Re: [BUG] Re: A luaL_Buffer question

[Sean Conner <sean@...>]

It was thus said that the Great Dirk Laurie once stated:
> 2017-11-03 7:50 GMT+02:00 Dirk Laurie <dirk.laurie@gmail.com>:
> > 2017-11-02 17:42 GMT+02:00 Viacheslav Usov <via.usov@gmail.com>:
> >>
> >> Here is my test of your code:
> >>
> >> lua_State *L = luaL_newstate();
> >>
> >> luaL_openlibs(L);
> >> luaopen_buffer(L);
> >> lua_setglobal(L, "b");
> >> luaL_dostring(L,
> >> "local x = b.new()"
> >> "b.append(x, string.rep('x', 100000))"
> >> "b.append(x, string.rep('x', 100000))"
> >> "print(b.flush(x))"
> >> );
> >>
> >> When I run the above, it crashes within the second call to luaL_addvalue(),
> >> due to a heap corruption.
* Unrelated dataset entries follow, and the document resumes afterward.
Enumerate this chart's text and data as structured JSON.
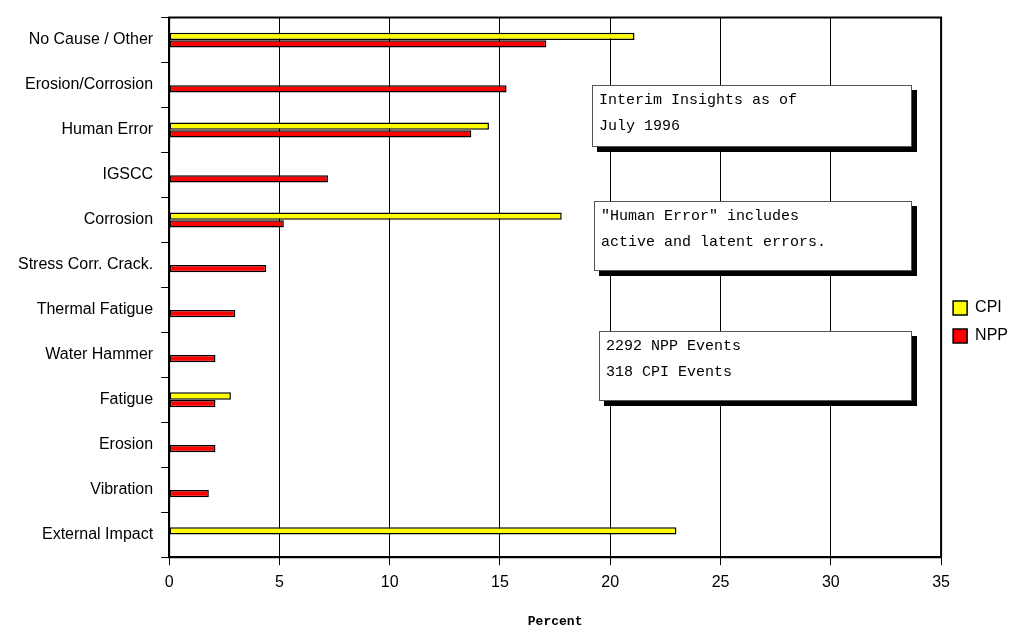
{
  "chart_data": {
    "type": "bar",
    "orientation": "horizontal",
    "xlabel": "Percent",
    "categories": [
      "No Cause / Other",
      "Erosion/Corrosion",
      "Human Error",
      "IGSCC",
      "Corrosion",
      "Stress Corr. Crack.",
      "Thermal Fatigue",
      "Water Hammer",
      "Fatigue",
      "Erosion",
      "Vibration",
      "External Impact"
    ],
    "series": [
      {
        "name": "CPI",
        "color": "#ffff00",
        "values": [
          21.1,
          null,
          14.5,
          null,
          17.8,
          null,
          null,
          null,
          2.8,
          null,
          null,
          23.0
        ]
      },
      {
        "name": "NPP",
        "color": "#ff0000",
        "values": [
          17.1,
          15.3,
          13.7,
          7.2,
          5.2,
          4.4,
          3.0,
          2.1,
          2.1,
          2.1,
          1.8,
          null
        ]
      }
    ],
    "xlim": [
      0,
      35
    ],
    "xticks": [
      0,
      5,
      10,
      15,
      20,
      25,
      30,
      35
    ],
    "grid": "x",
    "legend": "right",
    "annotations": [
      "Interim Insights as of\nJuly 1996",
      "\"Human Error\" includes\nactive and latent errors.",
      "2292 NPP Events\n318 CPI Events"
    ]
  }
}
If I remove the second b.append... line, then it
> >> crashes within luaL_pushresult(), for the same reason.
> >
> > I will be more impressed if you can crash my code by using it as a
> > module of C routines to be called from Lua.
> 
> OK, I can spare you the effort. If I run your code line by line in the
> interpreter (without 'local'), it is fine. If I put it inside do ...
> end,
> it crashes spectacularly. You are right.
> 
> The reason it is in the API must be that it is needed to code the
> standard library, which prides itself on being totally written in the
> API.

I got the following when I compiled your code and ran it:

[spc]lucy:/tmp/foo>lua-53 
Lua 5.3.4  Copyright (C) 1994-2017 Lua.org, PUC-Rio
> b = require "buffer"
> x = b.new()
> b.append(x, string.rep('x', 100000))
> b.append(x, string.rep('x', 100000))
*** glibc detected *** double free or corruption (!prev): 0x098a1ed0 ***
Aborted (core dumped)
[spc]lucy:/tmp/foo>

  When I modified the code thusly:

static int buffer_new (lua_State *L) {
  luaL_Buffer **buf = lua_newuserdata(L,sizeof(luaL_Buffer *));
  *buf = malloc(sizeof(luaL_Buffer));
  luaL_buffinit(L,*buf);
  luaL_setmetatable(L,"Buffer");
  return 1;
}

static int buffer_flush (lua_State *L) {
  luaL_Buffer **buf = luaL_checkudata(L,1,"Buffer");
  luaL_pushresult(*buf);
  free(*buf);
  *buf = NULL;
  return 1;
}

static int buffer_append (lua_State *L) {
  luaL_addvalue(*(luaL_Buffer **)luaL_checkudata(L,1,"Buffer"));
  return 0;
}

I got (after the first call to b.append()):
xxxxx
*** glibc detected *** malloc(): memory corruption: 0x08e98da8 ***
Aborted (core dumped)

Meanwhile, this works:

	#include <lua.h>
	#include <lualib.h>
	#include <lauxlib.h>
	
	static int bar(lua_State *L)
	{
	  lua_pushinteger(L,5 * lua_tointeger(L,1) + 2);
	  return 1;
	}
	
	static int baz(lua_State *L)
	{
	  luaL_Buffer  buf;  
	  char        *p;
	  int          l;
	  int          x;
	
	  luaL_buffinit(L,&buf);
	  luaL_addstring(&buf,"result: ");
	  lua_getglobal(L,"foo");
	  lua_call(L,0,1);
	  x = lua_tointeger(L,-1);
	  p = luaL_prepbuffsize(&buf,10000);
	  l = snprintf(p,10000,"%d",x * 2);
	  luaL_addsize(&buf,l);
	  luaL_pushresult(&buf);
	  return 1;
	}
	
	int main(void)
	{
	  lua_State *L = luaL_newstate();
	  luaL_openlibs(L);
	  lua_pushcfunction(L,bar);
	  lua_setglobal(L,"bar");  
	  luaL_loadstring(L,"function foo() return bar(3) * 4 + 5 end");
	  lua_call(L,0,0);
	  lua_getglobal(L,"print");
	  lua_pushcfunction(L,baz);
	  lua_call(L,0,1);
	  lua_call(L,1,0);
	  lua_close(L);
	  return 0;
	}

  -spc (Which is how I think the luaL_Buffer API is supposed to be used ... )